What this book covers

Chapter 1, Best Practices for Installing ArcGIS for Server, introduces the product and illustrates its architecture and components. It then takes you through three tracks for installing the product: the simple testing track, the advanced tech-savvy production track, and finally the last track, which will show you how to set up and configure ArcGIS for Server specifically as a virtualized environment.

Chapter 2, Authoring Web Services, teaches you the concept behind a web service and different communication protocols. You will also learn how to author and publish GIS services so various clients can consume them.

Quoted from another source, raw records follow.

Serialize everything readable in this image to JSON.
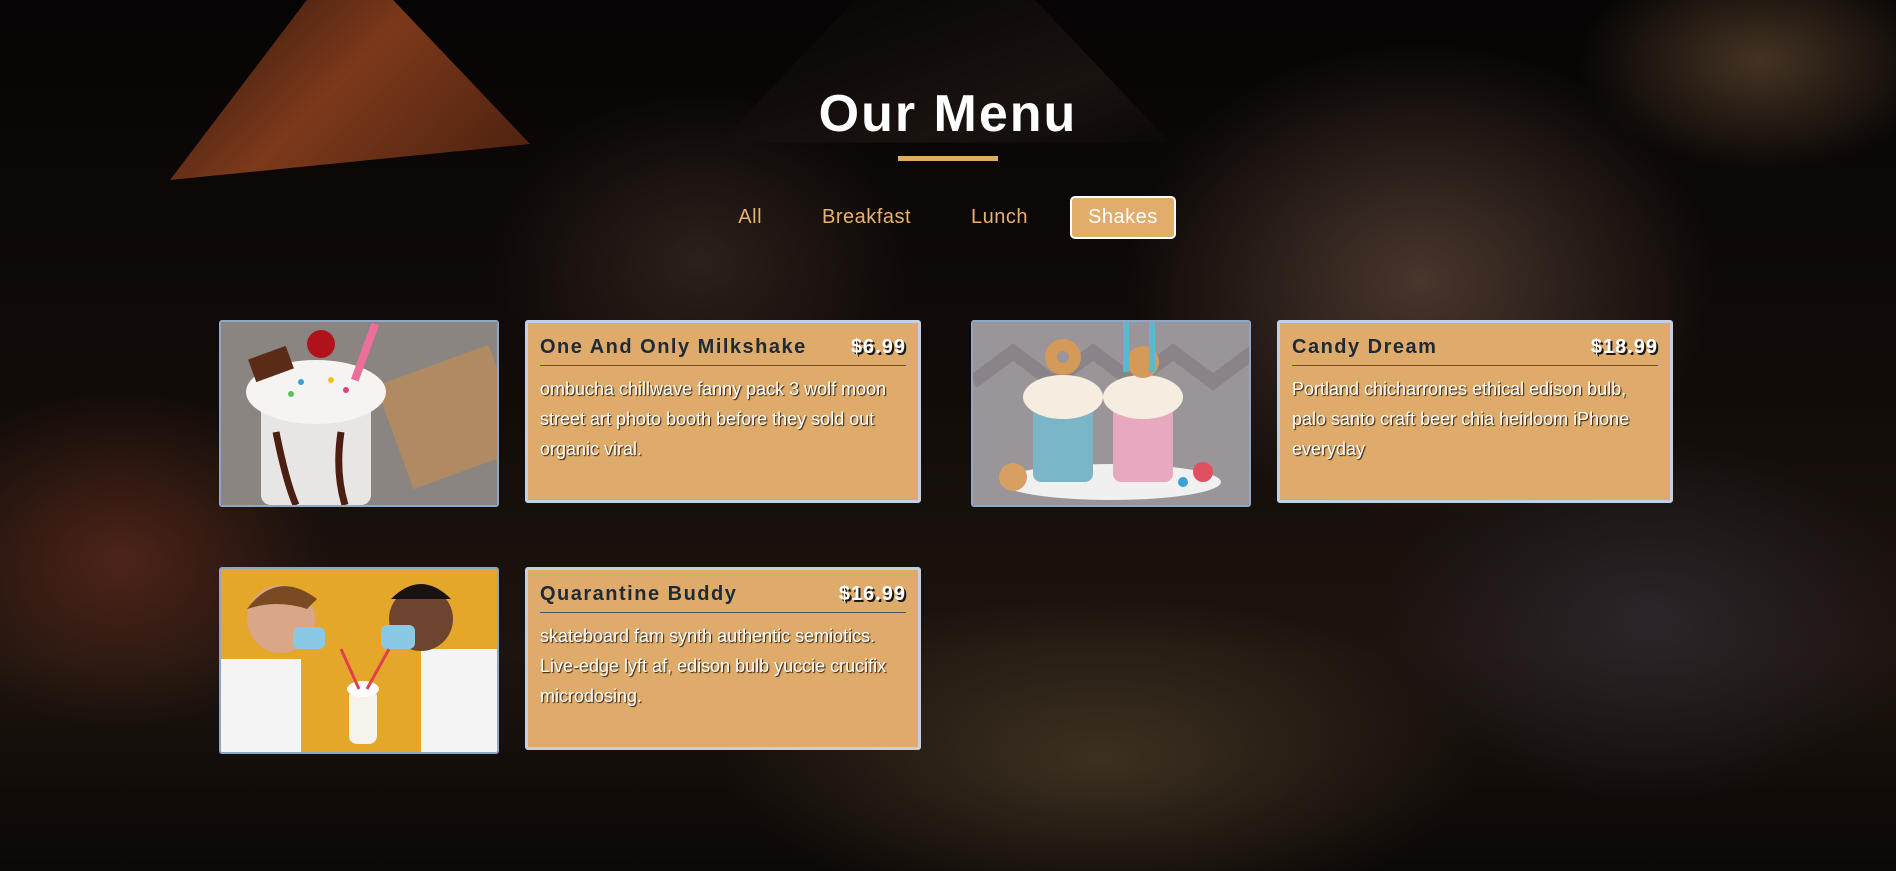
{
  "section": {
    "title": "Our Menu",
    "accent_color": "#e3ac63"
  },
  "filters": [
    {
      "label": "All",
      "active": false
    },
    {
      "label": "Breakfast",
      "active": false
    },
    {
      "label": "Lunch",
      "active": false
    },
    {
      "label": "Shakes",
      "active": true
    }
  ],
  "items": [
    {
      "name": "One And Only Milkshake",
      "price": "$6.99",
      "description": "ombucha chillwave fanny pack 3 wolf moon street art photo booth before they sold out organic viral.",
      "photo": "milkshake-with-cherry-photo"
    },
    {
      "name": "Candy Dream",
      "price": "$18.99",
      "description": "Portland chicharrones ethical edison bulb, palo santo craft beer chia heirloom iPhone everyday",
      "photo": "candy-shakes-with-donuts-photo"
    },
    {
      "name": "Quarantine Buddy",
      "price": "$16.99",
      "description": "skateboard fam synth authentic semiotics. Live-edge lyft af, edison bulb yuccie crucifix microdosing.",
      "photo": "two-people-masks-sharing-shake-photo"
    }
  ],
  "colors": {
    "card_bg": "#deab6a",
    "card_border": "#c3d0e0",
    "photo_border": "#8fa6c4",
    "filter_text": "#e9b26c",
    "filter_active_bg": "#e2ac6a"
  }
}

Chapter 3, Consuming GIS Services, illustrates how to consume services that you learned to author and publish in the previous chapter. You will learn how to visualize, edit, and analyze services using different clients.

Chapter 4, Planning and Designing GIS Services, is where you will analyze requirements and plan what services you want to have. You then will use the planning result to design the services you nominated with rich UML tools. You will also learn to design the underlying geodatabase, which is the source that feeds these services.

Chapter 5, Optimizing GIS Services, shows you how to select the correct parameters and preferences that will make your ArcGIS for Server run at its optimal state. Optimization techniques such as pooling, process isolation, and caching can be applied to bring the most out of your ArcGIS for Server and make your services run much more efficiently and effectively.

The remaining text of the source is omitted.